ROYAL Ascot was a most enjoyable occasion, and it was marked by a number of riding and training landmarks being reached. A first Royal Ascot winner for Harry Eustace, a graduate of the Irish National Stud Thoroughbred Breeding Management Course, was a highlight for me, and hopefully it was the first of many.
At the other end of the scale, well done to the statistician who came up with the fact that Broome’s win in the Group 2 Hardwicke Stakes marked the 900th win in a group or graded race, under both codes, for Ballydoyle’s maestro, Aidan O’Brien.
It is a remarkable number, and it is a feature of racing at Royal Ascot that they are able to come up with these milestones quite readily.

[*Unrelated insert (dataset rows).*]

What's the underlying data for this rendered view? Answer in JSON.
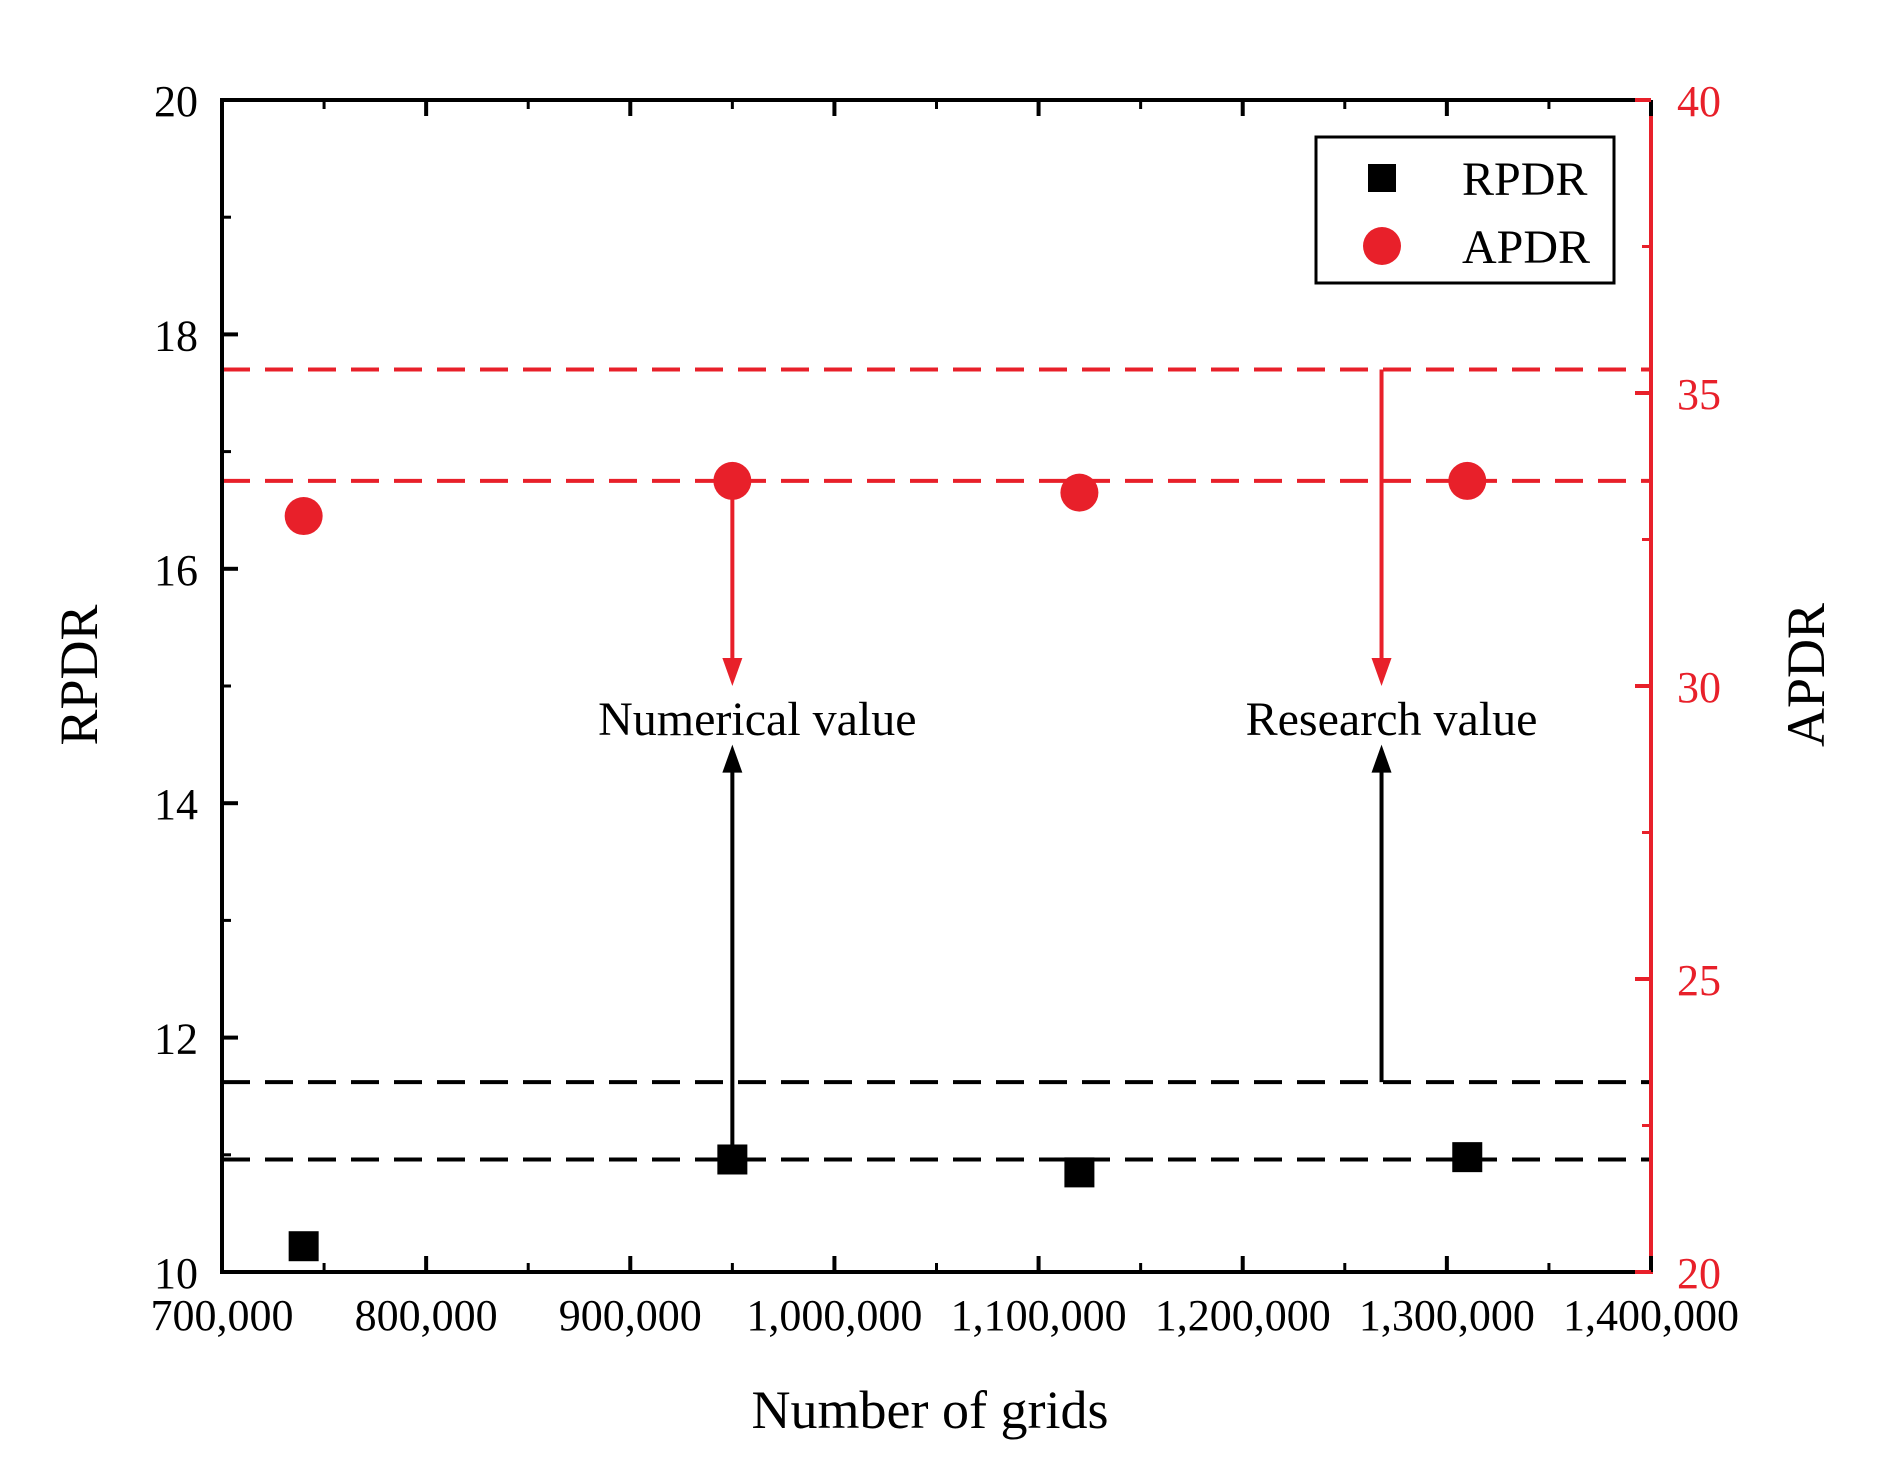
{
  "chart_data": {
    "type": "scatter",
    "title": "",
    "xlabel": "Number of grids",
    "ylabel": "RPDR",
    "y2label": "APDR",
    "xlim": [
      700000,
      1400000
    ],
    "ylim": [
      10,
      20
    ],
    "y2lim": [
      20,
      40
    ],
    "x_ticks": [
      700000,
      800000,
      900000,
      1000000,
      1100000,
      1200000,
      1300000,
      1400000
    ],
    "x_tick_labels": [
      "700,000",
      "800,000",
      "900,000",
      "1,000,000",
      "1,100,000",
      "1,200,000",
      "1,300,000",
      "1,400,000"
    ],
    "y_ticks": [
      10,
      12,
      14,
      16,
      18,
      20
    ],
    "y_tick_labels": [
      "10",
      "12",
      "14",
      "16",
      "18",
      "20"
    ],
    "y2_ticks": [
      20,
      25,
      30,
      35,
      40
    ],
    "y2_tick_labels": [
      "20",
      "25",
      "30",
      "35",
      "40"
    ],
    "legend_position": "top-right",
    "series": [
      {
        "name": "RPDR",
        "axis": "left",
        "marker": "square",
        "color": "#000000",
        "x": [
          740000,
          950000,
          1120000,
          1310000
        ],
        "values": [
          10.22,
          10.96,
          10.85,
          10.98
        ]
      },
      {
        "name": "APDR",
        "axis": "right",
        "marker": "circle",
        "color": "#e8202a",
        "x": [
          740000,
          950000,
          1120000,
          1310000
        ],
        "values": [
          32.9,
          33.5,
          33.3,
          33.5
        ]
      }
    ],
    "reference_lines": [
      {
        "id": "rpdr-numerical-line",
        "axis": "left",
        "value": 10.96,
        "color": "#000000"
      },
      {
        "id": "rpdr-research-line",
        "axis": "left",
        "value": 11.62,
        "color": "#000000"
      },
      {
        "id": "apdr-numerical-line",
        "axis": "right",
        "value": 33.5,
        "color": "#e8202a"
      },
      {
        "id": "apdr-research-line",
        "axis": "right",
        "value": 35.4,
        "color": "#e8202a"
      }
    ],
    "annotations": [
      {
        "id": "numerical",
        "text": "Numerical value",
        "x": 950000,
        "black_arrow_from": 10.96,
        "black_arrow_to": 14.5,
        "red_arrow_from": 33.5,
        "red_arrow_to": 30.0
      },
      {
        "id": "research",
        "text": "Research value",
        "x": 1268000,
        "black_arrow_from": 11.62,
        "black_arrow_to": 14.5,
        "red_arrow_from": 35.4,
        "red_arrow_to": 30.0
      }
    ],
    "colors": {
      "left_axis": "#000000",
      "right_axis": "#e8202a"
    }
  }
}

Even Aidan seemed unaware that he was approaching such a number, and when you narrow his statistics down to Group and Grade 1 races, there is more.
Broome gave Aidan his 50th French Group 1 last year, St Mark’s Basilica registered his 110th here in the Irish Champion Stakes, while Tenebrism’s Cheveley Park win was number 160 in Britain.
When Kyprios gave Ballydoyle its second Group 1 win of 2022, he was the 175th individual winner at that grade saddled by Aidan.
The last 10 wins at Group or Grade 1 level for Ballydoyle have seen Ryan Moore in the plate, and should he and Aidan combine successfully this weekend with Tuesday in the Irish Derby, and Concert Hall in the Pretty Polly Stakes, the rider would be recording his 100th top-level win for Aidan. For comparison, Michael Kinane rode 62 Group 1 winners for Aidan, and Johnny Murtagh did so 48 times.
Aidan O’Brien is chasing his 14th win in the Irish Derby, and his fifth in the Pretty Polly Stakes. You might think that only anoraks are interested in such facts as these, but we are badly served in this area compared to English and international soccer.
As I watch premiership games, there is almost no fact that I cannot find readily, from goals scored, assists made, saves completed by the goalkeepers, the numbers of shots on target, passes made and ground covered.
If you want to know how many group winners a trainer has had, or a jockey has ridden, then you have to get to work and trawl through some records, unless the trainer has such information to hand, and is willing to share it. In an age of computerisation, you would imagine this would be different.